Thousands in the crowd began to surge towards the field as I held outstretched hands with Amy and Sabah, their powers coursing through me once more. The torrent of misery that was Tokyo began to vanish before my eyes.
----
Amy set it up so that I could survive in this state for a while without her interference as long as I didn't move. I took a seat and let them get to Tokyo General Hospital, as hundreds of thousands of people surged into and out of the stadium around me. Lily and Dennis left me there, the stage protected by armed security and a forcefield around the podium, to go do their thing.
Fine by me. This was what I was made for.
----
Night approached and I began to nod off. Fortunately, the torrent of people had dwindled to a trickle after a few hours, not everyone wanted fixing. I could understand that. Amy disentangled me from the mass and restored the grass of the stadium to its normal state and we took off for the hotel we would be spending the night in.

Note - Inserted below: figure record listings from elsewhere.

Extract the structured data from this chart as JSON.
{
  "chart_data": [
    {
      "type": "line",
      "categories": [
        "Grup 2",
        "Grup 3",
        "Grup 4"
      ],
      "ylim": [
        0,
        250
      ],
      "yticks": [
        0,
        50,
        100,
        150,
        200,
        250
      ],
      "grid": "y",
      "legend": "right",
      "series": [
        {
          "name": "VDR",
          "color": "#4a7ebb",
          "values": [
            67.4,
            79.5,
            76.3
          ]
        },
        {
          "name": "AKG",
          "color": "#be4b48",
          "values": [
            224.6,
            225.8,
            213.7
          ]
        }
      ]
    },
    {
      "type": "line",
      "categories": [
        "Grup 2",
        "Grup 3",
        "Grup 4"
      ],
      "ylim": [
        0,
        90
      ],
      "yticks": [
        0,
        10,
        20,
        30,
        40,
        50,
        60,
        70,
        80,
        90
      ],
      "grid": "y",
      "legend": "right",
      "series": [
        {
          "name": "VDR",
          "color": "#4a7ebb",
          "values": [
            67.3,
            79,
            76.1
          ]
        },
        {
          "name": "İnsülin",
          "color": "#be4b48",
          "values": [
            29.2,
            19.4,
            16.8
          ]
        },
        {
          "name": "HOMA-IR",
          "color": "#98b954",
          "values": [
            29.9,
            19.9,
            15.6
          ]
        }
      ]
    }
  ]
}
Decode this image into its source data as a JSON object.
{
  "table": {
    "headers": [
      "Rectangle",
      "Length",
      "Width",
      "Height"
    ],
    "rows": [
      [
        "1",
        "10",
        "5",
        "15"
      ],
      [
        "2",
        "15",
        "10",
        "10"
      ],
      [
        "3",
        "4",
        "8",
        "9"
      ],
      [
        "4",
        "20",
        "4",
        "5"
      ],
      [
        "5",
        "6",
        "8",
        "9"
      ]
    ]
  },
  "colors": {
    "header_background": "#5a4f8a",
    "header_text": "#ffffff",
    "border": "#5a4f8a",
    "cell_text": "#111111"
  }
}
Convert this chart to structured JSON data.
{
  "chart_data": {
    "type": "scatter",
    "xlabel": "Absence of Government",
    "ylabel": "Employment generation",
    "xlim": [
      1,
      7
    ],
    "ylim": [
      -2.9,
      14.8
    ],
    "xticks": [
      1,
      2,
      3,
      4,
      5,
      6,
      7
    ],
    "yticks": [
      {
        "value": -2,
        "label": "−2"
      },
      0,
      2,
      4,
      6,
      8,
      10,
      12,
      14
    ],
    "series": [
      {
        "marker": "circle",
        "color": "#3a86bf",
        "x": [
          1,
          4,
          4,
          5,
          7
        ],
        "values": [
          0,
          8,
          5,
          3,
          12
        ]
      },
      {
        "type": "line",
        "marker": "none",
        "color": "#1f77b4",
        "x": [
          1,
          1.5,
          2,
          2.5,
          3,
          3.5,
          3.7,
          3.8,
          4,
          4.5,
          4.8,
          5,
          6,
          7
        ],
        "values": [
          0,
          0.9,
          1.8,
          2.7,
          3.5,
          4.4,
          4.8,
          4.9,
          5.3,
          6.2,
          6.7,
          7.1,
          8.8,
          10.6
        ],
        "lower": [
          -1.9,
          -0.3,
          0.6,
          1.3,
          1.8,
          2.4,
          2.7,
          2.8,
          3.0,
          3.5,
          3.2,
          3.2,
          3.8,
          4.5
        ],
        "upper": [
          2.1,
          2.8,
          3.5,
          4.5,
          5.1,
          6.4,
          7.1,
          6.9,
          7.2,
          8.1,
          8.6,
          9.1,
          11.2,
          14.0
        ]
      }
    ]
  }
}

I was about to nod off when Amy burst into my room waving her phone and beaming, a confused Sabah behind her. "Taylor! Medhall's going to move their headquarters back to Oasis! We're going to have an economy!"
If Sabah's reaction was anything to go by, she hadn't been told about this before Amy burst in.
This was kind of bizarre, actually. I raised one eyebrow. "Umm, Amy. When we were providing a beatdown on Behemoth, how much awareness did you have of your general surroundings?"
She seemed confused by the apparent non-sequitur. "Umm. Not much? I was more focused on keeping all the biomass in an entire city alive and functioning than on actually paying attention to it. I can do that, but it's really bad for me, you know that. Why? What's wrong with Medhall?"
I nodded and stood. "Well. Sabah knows this too, I think." She nodded. I sighed. "Amy, Max Anders, the CEO of Medhall, is Kaiser."